Mr. Speaker, I always admire the work that goes into the speeches by the hon. member for Saanich—Gulf Islands, and I thank her for her words this morning. I also appreciate her legal expertise and her reading the part of the bill that sets out that this will not apply to those Canadians who are legal gun owners. That is important, because we are hearing that message over and over again. I appreciate the member making that point.

It has been mentioned that we recognize that the illicit transfer of arms often equals violence. Violence is prominent in countries in conflict, and the violence is often against women and girls, who suffer atrocities and suffer a violation of their human rights. Does the member agree that this government is taking a leadership role on this through the ATT? How will this directly help these young women and girls in these countries of conflict?

Export and Import Permits ActGovernment Orders

12:40 p.m.

Green

Elizabeth May Green Saanich—Gulf Islands, BC

Mr. Speaker, when we read of the atrocities by rogue non-state actors like Boko Haram, or the atrocities by state actors, such as Myanmar against the Rohingya people, we recognize that so much of this is made possible because of access to arms that are not manufactured in those countries but that freely flow and fill profit margins. Somewhere there are shareholders who are pleased to see that they are doing so very well. The global arms trade is something we should want to curtail, not expedite.
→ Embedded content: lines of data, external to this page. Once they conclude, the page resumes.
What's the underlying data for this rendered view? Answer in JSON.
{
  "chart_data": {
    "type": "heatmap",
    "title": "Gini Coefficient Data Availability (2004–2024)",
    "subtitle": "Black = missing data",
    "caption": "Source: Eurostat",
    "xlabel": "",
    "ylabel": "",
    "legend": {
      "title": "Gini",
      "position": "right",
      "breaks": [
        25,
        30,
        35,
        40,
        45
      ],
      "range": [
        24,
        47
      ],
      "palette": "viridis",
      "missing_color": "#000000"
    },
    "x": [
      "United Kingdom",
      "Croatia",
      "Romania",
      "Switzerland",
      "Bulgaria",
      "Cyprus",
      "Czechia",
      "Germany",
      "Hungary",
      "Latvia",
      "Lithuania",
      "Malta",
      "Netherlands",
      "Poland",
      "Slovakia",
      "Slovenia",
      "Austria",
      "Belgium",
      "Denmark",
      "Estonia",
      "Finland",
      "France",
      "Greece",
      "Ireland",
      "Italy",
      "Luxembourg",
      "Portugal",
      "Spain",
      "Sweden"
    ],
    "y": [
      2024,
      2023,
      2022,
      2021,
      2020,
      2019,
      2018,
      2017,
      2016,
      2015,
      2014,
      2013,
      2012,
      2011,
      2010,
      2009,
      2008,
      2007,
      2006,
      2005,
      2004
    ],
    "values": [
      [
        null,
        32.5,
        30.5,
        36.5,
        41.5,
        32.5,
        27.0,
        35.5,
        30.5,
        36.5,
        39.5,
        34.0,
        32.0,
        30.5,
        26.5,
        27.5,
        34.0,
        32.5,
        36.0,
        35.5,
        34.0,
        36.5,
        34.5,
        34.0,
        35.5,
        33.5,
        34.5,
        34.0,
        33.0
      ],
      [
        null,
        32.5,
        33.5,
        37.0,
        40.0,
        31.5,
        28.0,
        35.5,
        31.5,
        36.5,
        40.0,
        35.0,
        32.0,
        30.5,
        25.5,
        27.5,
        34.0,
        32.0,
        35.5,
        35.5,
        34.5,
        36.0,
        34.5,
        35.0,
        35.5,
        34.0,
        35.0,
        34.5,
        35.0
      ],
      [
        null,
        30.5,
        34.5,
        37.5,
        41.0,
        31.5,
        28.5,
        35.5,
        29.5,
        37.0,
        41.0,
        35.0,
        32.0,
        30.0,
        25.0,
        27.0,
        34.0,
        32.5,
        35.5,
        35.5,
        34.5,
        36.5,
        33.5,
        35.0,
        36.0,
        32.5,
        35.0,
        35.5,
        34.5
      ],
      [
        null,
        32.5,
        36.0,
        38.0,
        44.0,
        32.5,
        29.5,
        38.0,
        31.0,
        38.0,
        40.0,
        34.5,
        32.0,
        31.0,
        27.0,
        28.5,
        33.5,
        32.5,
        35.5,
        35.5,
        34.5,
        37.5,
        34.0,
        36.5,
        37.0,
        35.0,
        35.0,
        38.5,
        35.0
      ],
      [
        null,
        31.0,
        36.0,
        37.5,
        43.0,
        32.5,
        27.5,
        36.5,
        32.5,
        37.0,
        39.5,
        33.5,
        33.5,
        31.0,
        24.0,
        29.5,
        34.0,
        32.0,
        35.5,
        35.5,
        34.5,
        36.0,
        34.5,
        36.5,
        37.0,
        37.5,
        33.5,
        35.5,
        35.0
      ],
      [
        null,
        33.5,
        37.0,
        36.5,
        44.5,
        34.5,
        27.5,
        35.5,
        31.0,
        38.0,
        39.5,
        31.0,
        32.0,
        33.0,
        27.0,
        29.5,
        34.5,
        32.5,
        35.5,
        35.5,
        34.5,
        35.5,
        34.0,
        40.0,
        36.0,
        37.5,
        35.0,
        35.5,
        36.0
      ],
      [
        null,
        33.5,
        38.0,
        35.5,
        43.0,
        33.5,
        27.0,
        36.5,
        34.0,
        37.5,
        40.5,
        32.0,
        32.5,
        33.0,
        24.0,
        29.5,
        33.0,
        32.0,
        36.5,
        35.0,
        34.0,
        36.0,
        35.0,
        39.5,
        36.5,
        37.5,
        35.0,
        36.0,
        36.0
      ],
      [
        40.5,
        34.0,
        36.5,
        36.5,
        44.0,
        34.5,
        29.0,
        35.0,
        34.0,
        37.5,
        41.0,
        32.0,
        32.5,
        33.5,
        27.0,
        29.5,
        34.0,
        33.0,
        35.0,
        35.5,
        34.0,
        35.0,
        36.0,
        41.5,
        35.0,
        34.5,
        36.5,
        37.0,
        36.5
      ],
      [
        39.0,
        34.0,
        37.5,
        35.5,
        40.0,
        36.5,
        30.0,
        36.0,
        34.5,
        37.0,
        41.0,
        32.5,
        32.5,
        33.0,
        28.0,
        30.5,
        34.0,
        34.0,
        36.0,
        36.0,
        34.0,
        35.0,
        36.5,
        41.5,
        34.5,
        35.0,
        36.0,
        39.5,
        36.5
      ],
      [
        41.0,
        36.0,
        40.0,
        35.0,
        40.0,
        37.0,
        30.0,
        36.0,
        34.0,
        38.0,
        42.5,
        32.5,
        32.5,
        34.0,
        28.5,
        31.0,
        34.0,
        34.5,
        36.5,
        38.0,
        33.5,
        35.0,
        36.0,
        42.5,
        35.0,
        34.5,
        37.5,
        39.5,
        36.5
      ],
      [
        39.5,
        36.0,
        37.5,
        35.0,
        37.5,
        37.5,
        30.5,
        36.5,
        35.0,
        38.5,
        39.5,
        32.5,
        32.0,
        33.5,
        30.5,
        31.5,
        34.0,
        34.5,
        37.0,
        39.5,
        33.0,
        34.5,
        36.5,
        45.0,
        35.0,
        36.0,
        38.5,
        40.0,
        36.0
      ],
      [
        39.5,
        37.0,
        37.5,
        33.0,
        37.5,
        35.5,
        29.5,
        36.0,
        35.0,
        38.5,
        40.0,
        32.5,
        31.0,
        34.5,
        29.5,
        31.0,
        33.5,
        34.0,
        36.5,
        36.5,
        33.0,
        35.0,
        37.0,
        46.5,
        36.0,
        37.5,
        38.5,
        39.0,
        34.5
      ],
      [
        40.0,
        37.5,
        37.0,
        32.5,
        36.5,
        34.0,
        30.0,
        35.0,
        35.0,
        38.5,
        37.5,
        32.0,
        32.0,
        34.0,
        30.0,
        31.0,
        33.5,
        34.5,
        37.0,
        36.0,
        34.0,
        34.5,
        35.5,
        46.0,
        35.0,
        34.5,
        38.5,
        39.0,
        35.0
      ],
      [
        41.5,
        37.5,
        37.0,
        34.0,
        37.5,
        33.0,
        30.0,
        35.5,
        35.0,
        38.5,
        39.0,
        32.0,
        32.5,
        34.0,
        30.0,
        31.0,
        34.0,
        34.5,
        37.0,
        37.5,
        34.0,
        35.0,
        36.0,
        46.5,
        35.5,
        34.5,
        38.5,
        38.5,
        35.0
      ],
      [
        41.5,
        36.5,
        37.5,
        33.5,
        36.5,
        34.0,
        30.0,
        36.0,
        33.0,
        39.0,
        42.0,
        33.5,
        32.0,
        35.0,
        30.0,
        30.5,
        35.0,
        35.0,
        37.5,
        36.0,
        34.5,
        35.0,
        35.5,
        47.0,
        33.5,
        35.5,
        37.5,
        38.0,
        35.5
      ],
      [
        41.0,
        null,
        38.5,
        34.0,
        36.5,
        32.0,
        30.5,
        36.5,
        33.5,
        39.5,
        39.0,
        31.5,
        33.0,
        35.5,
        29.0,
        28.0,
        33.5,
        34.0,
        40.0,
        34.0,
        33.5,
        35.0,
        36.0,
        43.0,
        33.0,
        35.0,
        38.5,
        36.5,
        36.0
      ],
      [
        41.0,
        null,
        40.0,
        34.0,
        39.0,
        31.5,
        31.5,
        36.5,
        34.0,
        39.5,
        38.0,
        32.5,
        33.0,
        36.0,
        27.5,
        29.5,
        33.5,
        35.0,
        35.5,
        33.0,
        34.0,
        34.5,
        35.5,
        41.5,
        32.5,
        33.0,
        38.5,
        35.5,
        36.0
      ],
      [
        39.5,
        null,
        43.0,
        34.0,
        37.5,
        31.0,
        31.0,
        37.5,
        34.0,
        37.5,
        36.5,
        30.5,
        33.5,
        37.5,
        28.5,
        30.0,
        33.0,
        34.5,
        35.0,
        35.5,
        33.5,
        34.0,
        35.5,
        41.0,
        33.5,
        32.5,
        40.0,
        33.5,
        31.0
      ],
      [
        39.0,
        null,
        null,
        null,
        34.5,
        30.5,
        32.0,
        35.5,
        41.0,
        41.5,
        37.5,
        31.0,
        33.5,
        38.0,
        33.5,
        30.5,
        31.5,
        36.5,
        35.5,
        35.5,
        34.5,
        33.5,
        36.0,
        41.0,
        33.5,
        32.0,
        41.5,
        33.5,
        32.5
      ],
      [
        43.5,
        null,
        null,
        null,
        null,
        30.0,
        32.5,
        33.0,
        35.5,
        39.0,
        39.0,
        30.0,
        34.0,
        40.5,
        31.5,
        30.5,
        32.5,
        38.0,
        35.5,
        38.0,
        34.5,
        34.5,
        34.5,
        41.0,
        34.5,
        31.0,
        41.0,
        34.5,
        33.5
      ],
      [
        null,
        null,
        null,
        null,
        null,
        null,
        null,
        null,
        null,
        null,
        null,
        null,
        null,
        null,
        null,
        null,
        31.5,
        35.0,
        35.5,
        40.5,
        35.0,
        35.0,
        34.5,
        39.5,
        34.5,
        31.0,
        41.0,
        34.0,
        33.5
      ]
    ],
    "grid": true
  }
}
I spoke earlier of the Ottawa Treaty, which is tangential to the member's main point. There are still landmines in Angola and Cambodia. There are countries that still have landmines that impede the ability of women to collect water easily. As we approach the 20th anniversary of the Ottawa Treaty, I would urge Canada to step up to help clear landmines from countries that are now post-conflict, where women and girls are the most likely to have their day-to-day potential to grow food and travel safely impeded by landmines.